Aztreonam/avibactam

Combination of
- Aztreonam: Monobactam antibacterial
- Avibactam: Beta-lactamase inhibitor

Clinical data
- Trade names: Emblaveo
- AHFS/Drugs.com: Monograph
- MedlinePlus: a625054
- License data: US DailyMed: Aztreonam and avibactam;
- Routes of administration: Intravenous
- ATC code: None;

Legal status
- Legal status: UK: POM (Prescription only); US: ℞-only; EU: Rx-only;

Identifiers
- KEGG: D12889;

= Aztreonam/avibactam =

Combination antibiotic medication

Aztreonam/avibactam, sold under the brand name Emblaveo, is a fixed-dose combination antibacterial medication used for the treatment of aerobic Gram-negative infections. It was developed by AbbVie and Pfizer, and is a combination of aztreonam, a monobactam antibacterial, and avibactam, a non-beta-lactam beta-lactamase inhibitor.

The combination was approved for medical use in the European Union in April 2024, in the United Kingdom in June 2024, and in the United States in February 2025.

== Medical uses ==
In the EU and the UK, aztreonam/avibactam is indicated for the treatment of complicated intra-abdominal infection; hospital-acquired pneumonia, including ventilator-associated pneumonia; or complicated urinary tract infection, including pyelonephritis. It is also indicated for the treatment of infections due to aerobic Gram-negative organisms in adults with limited treatment options. Aztreonam/avibactam is administered as an intravenous infusion.

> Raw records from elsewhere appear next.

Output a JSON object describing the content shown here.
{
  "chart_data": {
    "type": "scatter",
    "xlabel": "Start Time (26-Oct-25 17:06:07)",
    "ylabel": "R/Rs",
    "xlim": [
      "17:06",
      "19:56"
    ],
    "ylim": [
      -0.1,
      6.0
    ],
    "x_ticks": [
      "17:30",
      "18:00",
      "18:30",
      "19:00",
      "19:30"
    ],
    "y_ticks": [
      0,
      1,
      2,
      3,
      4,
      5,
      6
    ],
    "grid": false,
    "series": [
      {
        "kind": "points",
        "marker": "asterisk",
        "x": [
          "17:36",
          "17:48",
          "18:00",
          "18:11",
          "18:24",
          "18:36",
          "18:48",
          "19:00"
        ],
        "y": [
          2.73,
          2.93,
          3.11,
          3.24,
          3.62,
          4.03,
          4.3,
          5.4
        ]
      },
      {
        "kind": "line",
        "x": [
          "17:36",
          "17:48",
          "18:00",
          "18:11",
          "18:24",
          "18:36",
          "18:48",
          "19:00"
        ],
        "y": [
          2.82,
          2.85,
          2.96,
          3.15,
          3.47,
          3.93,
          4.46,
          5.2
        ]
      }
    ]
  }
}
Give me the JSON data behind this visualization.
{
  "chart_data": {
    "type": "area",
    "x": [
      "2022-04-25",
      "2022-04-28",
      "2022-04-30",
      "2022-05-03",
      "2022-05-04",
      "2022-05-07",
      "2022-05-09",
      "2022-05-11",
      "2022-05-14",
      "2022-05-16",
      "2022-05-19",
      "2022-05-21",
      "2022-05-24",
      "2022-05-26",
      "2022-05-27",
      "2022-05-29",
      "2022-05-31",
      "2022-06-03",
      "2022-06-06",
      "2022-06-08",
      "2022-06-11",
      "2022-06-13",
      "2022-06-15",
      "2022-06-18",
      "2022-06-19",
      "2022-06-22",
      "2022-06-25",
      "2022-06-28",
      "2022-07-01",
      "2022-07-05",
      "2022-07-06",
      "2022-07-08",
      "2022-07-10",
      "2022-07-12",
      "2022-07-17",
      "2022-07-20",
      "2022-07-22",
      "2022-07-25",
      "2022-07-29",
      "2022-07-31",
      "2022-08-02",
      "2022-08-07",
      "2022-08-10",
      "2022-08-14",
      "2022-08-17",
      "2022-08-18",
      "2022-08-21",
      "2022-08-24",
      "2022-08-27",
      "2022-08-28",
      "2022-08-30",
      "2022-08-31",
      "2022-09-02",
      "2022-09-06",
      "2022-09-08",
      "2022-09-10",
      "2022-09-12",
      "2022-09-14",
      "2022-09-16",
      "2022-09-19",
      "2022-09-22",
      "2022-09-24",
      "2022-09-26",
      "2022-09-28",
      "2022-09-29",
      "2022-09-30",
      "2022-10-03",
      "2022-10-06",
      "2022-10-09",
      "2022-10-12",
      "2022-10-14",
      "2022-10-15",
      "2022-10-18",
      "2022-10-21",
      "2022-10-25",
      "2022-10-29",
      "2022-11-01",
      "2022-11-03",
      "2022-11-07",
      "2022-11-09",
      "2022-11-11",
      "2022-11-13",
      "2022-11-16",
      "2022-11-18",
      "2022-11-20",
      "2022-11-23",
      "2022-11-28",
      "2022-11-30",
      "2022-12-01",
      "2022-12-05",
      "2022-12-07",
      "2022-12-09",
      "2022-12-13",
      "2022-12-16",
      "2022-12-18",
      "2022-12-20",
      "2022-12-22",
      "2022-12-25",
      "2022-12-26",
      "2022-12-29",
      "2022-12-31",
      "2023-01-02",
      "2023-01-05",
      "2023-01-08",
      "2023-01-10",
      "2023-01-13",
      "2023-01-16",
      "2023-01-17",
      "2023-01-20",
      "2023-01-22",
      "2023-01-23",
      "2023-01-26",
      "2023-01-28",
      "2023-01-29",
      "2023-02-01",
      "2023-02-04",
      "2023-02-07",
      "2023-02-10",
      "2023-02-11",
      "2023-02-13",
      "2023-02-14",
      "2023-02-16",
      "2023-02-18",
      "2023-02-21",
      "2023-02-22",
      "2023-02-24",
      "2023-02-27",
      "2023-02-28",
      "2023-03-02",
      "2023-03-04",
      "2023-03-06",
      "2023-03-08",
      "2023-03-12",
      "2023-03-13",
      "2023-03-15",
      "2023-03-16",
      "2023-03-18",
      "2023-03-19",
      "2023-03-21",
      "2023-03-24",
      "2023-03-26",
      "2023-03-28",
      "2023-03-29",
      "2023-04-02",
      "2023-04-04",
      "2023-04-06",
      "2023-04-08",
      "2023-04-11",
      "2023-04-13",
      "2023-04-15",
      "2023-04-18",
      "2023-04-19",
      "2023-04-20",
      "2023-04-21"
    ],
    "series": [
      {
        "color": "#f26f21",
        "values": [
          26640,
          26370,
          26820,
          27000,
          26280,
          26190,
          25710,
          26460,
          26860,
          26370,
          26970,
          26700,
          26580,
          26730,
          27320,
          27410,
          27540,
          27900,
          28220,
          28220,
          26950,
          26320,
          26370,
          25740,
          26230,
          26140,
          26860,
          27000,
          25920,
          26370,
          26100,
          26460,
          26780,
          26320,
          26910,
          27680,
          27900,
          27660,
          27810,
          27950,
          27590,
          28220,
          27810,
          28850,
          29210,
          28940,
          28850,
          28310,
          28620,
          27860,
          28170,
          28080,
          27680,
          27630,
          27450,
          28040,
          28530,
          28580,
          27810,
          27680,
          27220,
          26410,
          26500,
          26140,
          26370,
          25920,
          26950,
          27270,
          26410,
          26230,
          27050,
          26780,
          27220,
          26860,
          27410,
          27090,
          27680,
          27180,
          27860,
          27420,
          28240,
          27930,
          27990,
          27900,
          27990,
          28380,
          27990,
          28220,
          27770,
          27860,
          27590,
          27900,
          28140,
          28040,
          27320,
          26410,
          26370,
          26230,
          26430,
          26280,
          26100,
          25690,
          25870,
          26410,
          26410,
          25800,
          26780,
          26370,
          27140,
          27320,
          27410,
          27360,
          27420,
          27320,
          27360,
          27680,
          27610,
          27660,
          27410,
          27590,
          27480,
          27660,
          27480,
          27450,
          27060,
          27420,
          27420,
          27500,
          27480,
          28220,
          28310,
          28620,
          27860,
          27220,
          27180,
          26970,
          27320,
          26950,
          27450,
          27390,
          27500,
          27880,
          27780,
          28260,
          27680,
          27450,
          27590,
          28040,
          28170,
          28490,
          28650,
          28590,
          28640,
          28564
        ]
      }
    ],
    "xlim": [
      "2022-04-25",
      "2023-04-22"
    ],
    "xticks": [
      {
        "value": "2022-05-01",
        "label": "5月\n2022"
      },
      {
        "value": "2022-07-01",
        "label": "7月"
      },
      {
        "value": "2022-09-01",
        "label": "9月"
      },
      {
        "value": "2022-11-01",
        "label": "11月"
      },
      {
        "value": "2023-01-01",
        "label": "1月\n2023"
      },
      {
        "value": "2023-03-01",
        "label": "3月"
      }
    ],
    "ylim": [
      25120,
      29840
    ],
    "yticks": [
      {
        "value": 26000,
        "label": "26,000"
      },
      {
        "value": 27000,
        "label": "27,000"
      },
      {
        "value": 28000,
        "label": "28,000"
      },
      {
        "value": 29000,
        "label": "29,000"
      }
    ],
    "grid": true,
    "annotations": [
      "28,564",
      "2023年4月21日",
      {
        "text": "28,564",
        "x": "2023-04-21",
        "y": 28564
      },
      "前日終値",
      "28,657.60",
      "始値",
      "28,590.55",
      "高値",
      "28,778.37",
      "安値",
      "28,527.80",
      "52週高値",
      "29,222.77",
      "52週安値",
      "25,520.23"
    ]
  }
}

In the US, aztreonam/avibactam, in combination with metronidazole, is indicated in people aged 18 years of age and older who have limited or no alternative options for the treatment of complicated intra-abdominal infections including those caused by the following susceptible gram-negative microorganisms: Escherichia coli, Klebsiella pneumoniae, Klebsiella oxytoca, Enterobacter cloacae complex, Citrobacter freundii complex, and Serratia marcescens.

== Society and culture ==
=== Legal status ===
In March 2024, the Committee for Medicinal Products for Human Use (CHMP) of the European Medicines Agency (EMA) adopted a positive opinion, recommending the granting of a marketing authorization for the medicinal product Emblaveo, intended for the treatment of complicated intra-abdominal and urinary tract infections, hospital-acquired pneumonia and infections due to aerobic Gram-negative organisms in people with limited treatment options. The applicant for this medicinal product is Pfizer Europe MA EEIG. The combination was approved for medical use in the European Union in April 2024.

The Food and Drug Administration (FDA) approved Emblaveo in February 2025 largely based on the results of the Phase III open-label randomized REVISIT trial.